The 1984 dance film Breakin’ 2 – Electric Boogaloo turned out to be a turkey and its subtitle has become a byword for iffy sequels. It is easy to see how these things come about. A fad such as breakdancing wasn’t going to be around for ever, so proposing to squeeze one final round of box office takings from the craze must have seemed a good idea at the pitch meeting.
Radical egalitarianism will not be around for ever either. And Richard Wilkinson and Kate Pickett’s 2009 book The Spirit Level, claiming an association between inequality and a range of social ills, sold more than 150,000 copies in English. No wonder the publishers wanted a follow-up. Its Electric Boogaloo is actually entitled The Inner Level and is out now. This time the authors claim that “more equal societies reduce stress, restore sanity and improve everyone’s wellbeing”.
Might such arguments encourage those who want to take a more vigorous approach to income redistribution? If, while expropriating some investment banker at gunpoint, you can convince yourself that not only are you meeting the utilitarian test of securing the greatest good for the greatest number, but you are also doing your individual victim himself a favour by improving his mental state, then perhaps you will have fewer moral qualms about your actions.
Wilkinson and Pickett’s earlier book had argued that the rich too would benefit from redistribution, but the gains there were of a tangible, economic kind rather than the fluffy, psychological sort such as “wellbeing”.
Luckily I came rather late to The Spirit Level, and by the time I read it there were a number of cribs to read alongside it. The most useful were Beware False Prophets by Peter Saunders and Natalie Evans, and Christopher Snowdon’s The Spirit Level Delusion – Fact-checking the Left’s New Theory of Everything.

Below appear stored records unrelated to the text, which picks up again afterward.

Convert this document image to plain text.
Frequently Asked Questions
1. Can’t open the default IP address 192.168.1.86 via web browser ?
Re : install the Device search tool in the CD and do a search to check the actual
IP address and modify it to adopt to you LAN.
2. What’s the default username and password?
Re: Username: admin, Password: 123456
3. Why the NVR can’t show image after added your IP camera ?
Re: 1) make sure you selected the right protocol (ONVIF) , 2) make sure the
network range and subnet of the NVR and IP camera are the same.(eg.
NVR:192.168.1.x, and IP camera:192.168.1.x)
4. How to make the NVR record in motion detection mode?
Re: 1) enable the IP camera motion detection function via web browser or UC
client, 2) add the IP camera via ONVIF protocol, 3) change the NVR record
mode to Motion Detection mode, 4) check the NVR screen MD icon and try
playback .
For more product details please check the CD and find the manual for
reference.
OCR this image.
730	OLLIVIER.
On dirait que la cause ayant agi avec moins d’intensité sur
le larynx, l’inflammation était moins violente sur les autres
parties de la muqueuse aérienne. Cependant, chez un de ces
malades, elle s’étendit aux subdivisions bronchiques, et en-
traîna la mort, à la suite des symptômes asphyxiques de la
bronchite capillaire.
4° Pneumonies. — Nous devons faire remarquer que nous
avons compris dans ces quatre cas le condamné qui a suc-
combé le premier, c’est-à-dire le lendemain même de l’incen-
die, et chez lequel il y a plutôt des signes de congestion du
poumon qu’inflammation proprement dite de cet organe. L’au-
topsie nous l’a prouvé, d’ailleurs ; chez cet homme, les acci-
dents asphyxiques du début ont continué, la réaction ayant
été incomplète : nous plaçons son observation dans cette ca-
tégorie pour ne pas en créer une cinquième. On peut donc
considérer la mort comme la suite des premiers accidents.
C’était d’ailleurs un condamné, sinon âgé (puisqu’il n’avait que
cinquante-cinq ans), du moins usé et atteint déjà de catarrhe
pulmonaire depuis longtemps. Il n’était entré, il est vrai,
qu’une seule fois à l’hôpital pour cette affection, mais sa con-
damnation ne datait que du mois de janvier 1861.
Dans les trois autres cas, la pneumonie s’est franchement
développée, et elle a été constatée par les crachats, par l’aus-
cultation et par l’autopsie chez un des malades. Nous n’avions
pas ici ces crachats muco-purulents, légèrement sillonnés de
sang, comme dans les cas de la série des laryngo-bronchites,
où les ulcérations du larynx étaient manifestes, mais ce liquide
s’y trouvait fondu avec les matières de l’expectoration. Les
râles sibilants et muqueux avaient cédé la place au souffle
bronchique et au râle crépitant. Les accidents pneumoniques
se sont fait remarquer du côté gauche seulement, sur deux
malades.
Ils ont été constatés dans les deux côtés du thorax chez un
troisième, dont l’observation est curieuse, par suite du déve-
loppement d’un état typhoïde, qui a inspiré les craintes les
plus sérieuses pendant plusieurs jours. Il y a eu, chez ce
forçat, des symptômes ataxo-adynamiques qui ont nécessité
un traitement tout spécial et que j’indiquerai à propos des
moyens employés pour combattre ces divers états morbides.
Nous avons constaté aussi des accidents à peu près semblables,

The Saunders and Evans critique is devastating. “Very little of Wilkinson and Pickett’s statistical evidence actually stands up,” they say. “Of 20 statistical claims examined, 14 are shown to be spurious or invalid … Contrary to their claims, income inequality does not explain international homicide rates, childhood conflict, women’s status, foreign aid donations, life expectancy, adult obesity, childhood obesity, literacy and numeracy, patents, or social mobility rates.”